Simple question: shall a #pragma leading to nonstandard behavior cause __STDC__ macro not to be defined to 1? (Does the C standard explicitly prescribes that? If yes, then in which section? If no, then why?) Reason of the question: see below.

Sample code (t28.c):

#pragma warning( disable : 34 )
typedef int T[];

int main()
{
    int rc = sizeof(T);
#if __STDC__ == 1
    rc = 0;
#else
    rc = 1;
#endif
    return rc;
}

Invocation: cl t28.c /std:c11 /Za && t28 ; echo $?

Expected result: 1

Actual result: 0

Compiler version:

cl
Microsoft (R) C/C++ Optimizing Compiler Version 19.28.29913 for x64

Note: C11 (6.5.3.4 The sizeof and _Alignof operators) (emphasis added):

The sizeof operator shall not be applied to an expression that has function type or an incomplete type, ...

Here we see that #pragma leads to nonstandard behavior: "shall requirement" is violated, diagnostic message is not generated, compiler's backend is called, .exe is produced and successfully executed. However, this nonstandard behavior does not cause __STDC__ macro not to be defined to 1.

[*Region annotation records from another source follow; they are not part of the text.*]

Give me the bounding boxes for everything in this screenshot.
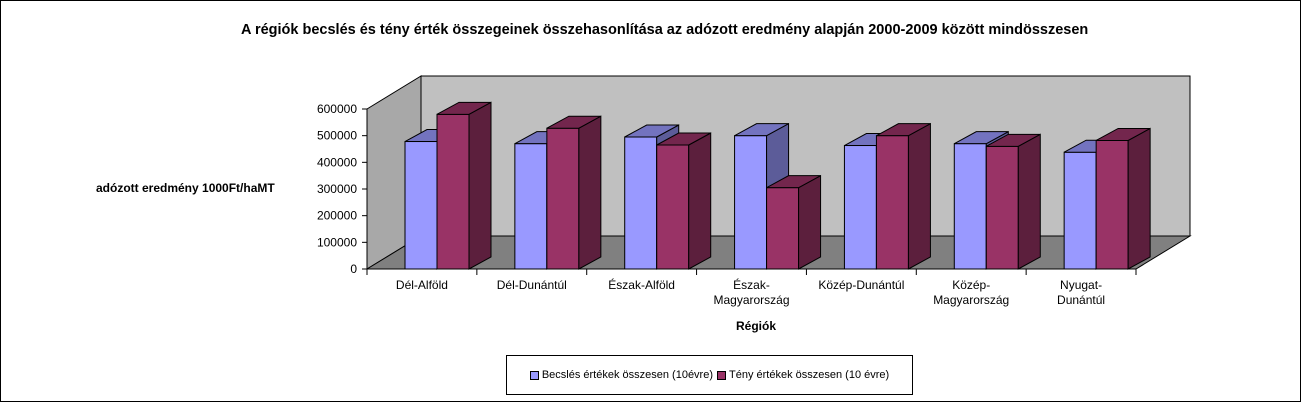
x-tick-label: Magyarország (933, 293, 1009, 307)
x-tick-label: Nyugat- (1060, 278, 1102, 292)
bar-top-actual (766, 175, 821, 189)
bar-front-estimate (734, 135, 768, 270)
bar-top-actual (436, 101, 492, 115)
y-axis-title: adózott eredmény 1000Ft/haMT (96, 181, 275, 195)
legend-label-estimate: Becslés értékek összesen (10évre) (541, 369, 713, 381)
legend-label-actual: Tény értékek összesen (10 évre) (729, 369, 890, 381)
x-tick-label: Dunántúl (1057, 293, 1105, 307)
x-tick-label: Magyarország (713, 293, 789, 307)
bar-front-estimate (1063, 151, 1097, 270)
legend-swatch-estimate (529, 370, 539, 380)
bar-side-actual (1127, 127, 1151, 270)
bar-front-actual (546, 127, 580, 270)
x-tick-label: Közép- (952, 278, 990, 292)
y-tick-label: 300000 (317, 182, 357, 196)
y-tick-label: 600000 (317, 102, 357, 116)
chart-title: A régiók becslés és tény érték összegein… (241, 22, 1089, 38)
bar-front-actual (1095, 139, 1129, 270)
bar-side-actual (1017, 133, 1041, 270)
bar-top-actual (1095, 127, 1151, 141)
bar-side-actual (907, 122, 931, 270)
bar-front-estimate (953, 143, 987, 270)
bar-front-estimate (843, 145, 877, 270)
bar-top-estimate (624, 124, 679, 138)
bar-side-actual (688, 132, 712, 270)
x-tick-label: Dél-Dunántúl (497, 278, 567, 292)
bar-front-actual (436, 113, 470, 270)
bar-front-actual (985, 145, 1019, 270)
bar-top-actual (546, 115, 602, 129)
bar-top-actual (986, 133, 1041, 147)
y-tick-label: 0 (350, 262, 357, 276)
bar-side-actual (798, 174, 822, 270)
bar-front-estimate (404, 141, 438, 270)
legend: Becslés értékek összesen (10évre) Tény é… (506, 355, 913, 395)
legend-item-estimate: Becslés értékek összesen (10évre) (529, 369, 713, 381)
bar-top-actual (656, 132, 711, 146)
bar-top-estimate (954, 131, 1009, 145)
bar-top-actual (876, 123, 931, 137)
y-tick-label: 400000 (317, 155, 357, 169)
bar-front-estimate (514, 143, 548, 270)
y-tick-label: 200000 (317, 209, 357, 223)
bar-top-estimate (734, 123, 789, 137)
bar-side-actual (578, 115, 602, 270)
x-tick-label: Dél-Alföld (396, 278, 448, 292)
y-tick-label: 100000 (317, 235, 357, 249)
x-tick-label: Észak- (733, 277, 770, 292)
x-tick-label: Észak-Alföld (608, 277, 675, 292)
bar-front-actual (656, 144, 690, 270)
legend-item-actual: Tény értékek összesen (10 évre) (717, 369, 889, 381)
bar-side-actual (468, 101, 492, 270)
y-tick-label: 500000 (317, 129, 357, 143)
bar-front-actual (875, 135, 909, 270)
bar-front-actual (766, 187, 800, 270)
x-tick-label: Közép-Dunántúl (818, 278, 904, 292)
legend-swatch-actual (717, 370, 726, 380)
x-axis-title: Régiók (735, 319, 776, 333)
bar-front-estimate (624, 136, 658, 270)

Reason of the question: tests. One test, similar to t28.c is failing because it expects return code 1 (__STDC__ is not defined to 1). Which part of the system contains the bug: test or compiler (or both)?

标签: cvisual-c++language-lawyerc11standards-compliance

解决方案


Here we see that #pragma leads to nonstandard behavior: "shall requirement" is violated, diagnostic message is not generated, compiler's backend is called, .exe is produced and successfully executed. However, this nonstandard behavior does not cause __STDC__ macro not to be defined to 1.

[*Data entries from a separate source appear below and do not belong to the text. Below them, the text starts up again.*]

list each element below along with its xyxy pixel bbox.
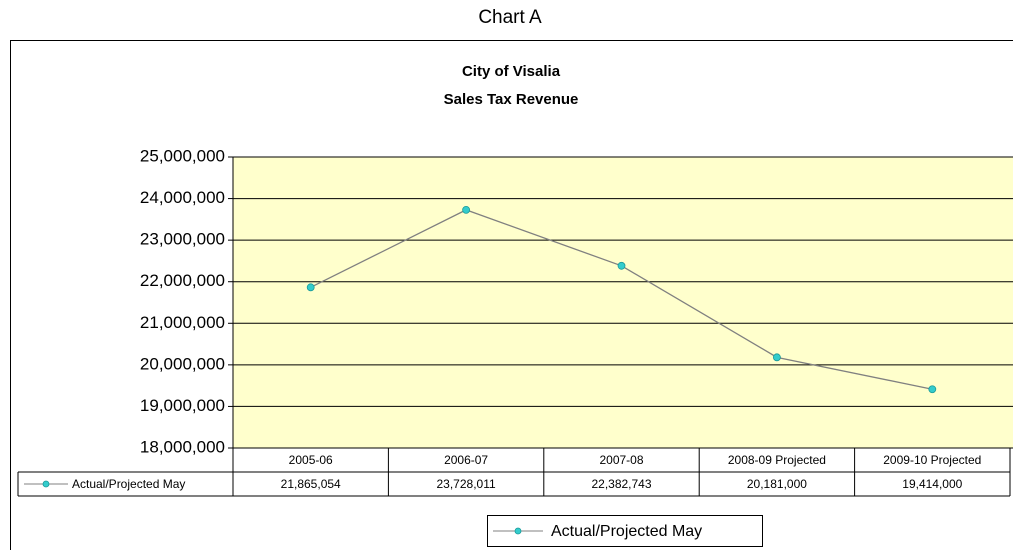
series-marker: [462, 205, 471, 214]
y-tick-label: 21,000,000: [140, 313, 225, 332]
table-value: 19,414,000: [902, 477, 962, 491]
legend-label: Actual/Projected May: [551, 523, 702, 540]
page-heading: Chart A: [478, 7, 542, 28]
table-value: 23,728,011: [437, 477, 496, 491]
series-marker: [617, 261, 626, 270]
y-tick-label: 25,000,000: [140, 146, 225, 165]
series-marker: [773, 353, 781, 362]
table-legend-key-marker: [42, 480, 50, 488]
legend-key-marker: [514, 527, 522, 535]
x-tick-label: 2008-09 Projected: [728, 453, 826, 467]
x-tick-label: 2009-10 Projected: [883, 453, 981, 467]
chart-frame: [10, 40, 1013, 550]
series-marker: [306, 283, 315, 292]
y-tick-label: 24,000,000: [140, 188, 225, 207]
series-marker: [928, 385, 937, 394]
table-series-name: Actual/Projected May: [72, 477, 185, 491]
chart-subtitle: Sales Tax Revenue: [444, 91, 579, 108]
chart-title: City of Visalia: [462, 63, 561, 80]
y-tick-label: 23,000,000: [140, 230, 225, 249]
y-tick-label: 22,000,000: [140, 271, 225, 290]
plot-area: [233, 157, 1013, 448]
table-value: 21,865,054: [281, 477, 341, 491]
y-tick-label: 20,000,000: [140, 354, 225, 373]
y-tick-label: 18,000,000: [140, 437, 225, 456]
table-value: 20,181,000: [747, 477, 807, 491]
y-tick-label: 19,000,000: [140, 396, 225, 415]
x-tick-label: 2006-07: [444, 453, 488, 467]
x-tick-label: 2005-06: [289, 453, 333, 467]
table-value: 22,382,743: [591, 477, 651, 491]
x-tick-label: 2007-08: [599, 453, 643, 467]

First, the __STDC__ macro is not intended to be a mechanism for reporting “something happened during this compilation that resulted in nonstandard behavior.” It is not dynamic (changing) in that way. The desire for __STDC__ is simply for it to report that the C implementation is conforming. (It is only a desire because the C standard can require that conforming implementations define __STDC__ to be 1 but has no control over what nonconforming implementations define it to be.) If an implementation is conforming, __STDC__ will always be 1 regardless of what happens in any particular compilation.

(Note that one compiler may include multiple C implementations selected by various command-line switches, such as requesting different sizes for various types, enabling or disabling conforming extensions, enabling non-conforming variations from the C standard, and so on. Some combinations of switches may result in __STDC__ being defined to be 1 while others do not.)

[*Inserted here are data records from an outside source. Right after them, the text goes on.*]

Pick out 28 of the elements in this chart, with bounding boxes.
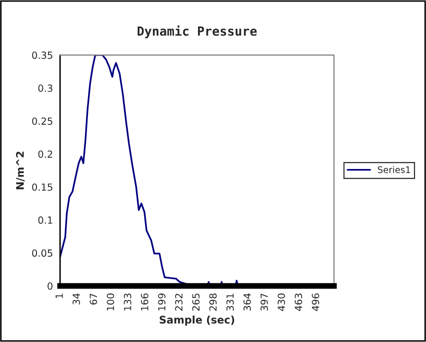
y-axis-title: N/m^2	[16, 152, 25, 190]
y-tick-label: 0.1	[38, 216, 52, 224]
y-tick-label: 0.25	[32, 117, 52, 125]
x-tick-label: 397	[260, 294, 268, 311]
x-tick-label: 166	[140, 293, 148, 310]
x-tick-label: 1	[56, 294, 63, 298]
x-tick-label: 265	[192, 294, 200, 311]
x-tick-label: 364	[243, 293, 251, 311]
chart-title: Dynamic Pressure	[138, 25, 257, 38]
y-tick-label: 0.05	[32, 249, 52, 257]
x-tick-label: 496	[312, 293, 320, 311]
x-tick-label: 331	[226, 294, 234, 311]
y-tick-label: 0.15	[32, 183, 52, 191]
x-tick-label: 463	[294, 294, 302, 311]
x-tick-label: 232	[175, 294, 182, 311]
y-tick-label: 0.2	[38, 150, 52, 158]
x-tick-label: 34	[72, 293, 80, 304]
x-axis-title: Sample (sec)	[160, 316, 234, 326]
x-tick-label: 199	[158, 294, 166, 310]
x-tick-label: 298	[209, 294, 217, 311]
x-tick-label: 67	[90, 294, 98, 305]
legend-label: Series1	[378, 166, 410, 174]
y-tick-label: 0.3	[38, 84, 52, 92]
y-tick-label: 0.35	[32, 52, 52, 59]
x-tick-label: 133	[124, 294, 132, 310]
x-tick-label: 100	[106, 294, 114, 310]
x-tick-label: 430	[278, 294, 286, 311]
y-tick-label: 0	[48, 282, 52, 290]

Second, the #pragma warning( disable : 34 ) does not leading to nonstandard behavior. Per C 2018 6.10.6 1, this directive “causes the implementation to behave in an implementation-defined manner. The behavior might cause translation to fail or cause the translator or the resulting program to behave in [an otherwise] non-conforming manner.” So, supposing the pragma is documented by the implementation to suppress the warning about violation of the constraint in 6.5.3.4 1 about the sizeof operator, then this is permitted by the C standard. This rule in 6.10.6 1 overrides the constraint in 6.5.3.4 1. The behavior is permitted by the C standard, so it is conforming.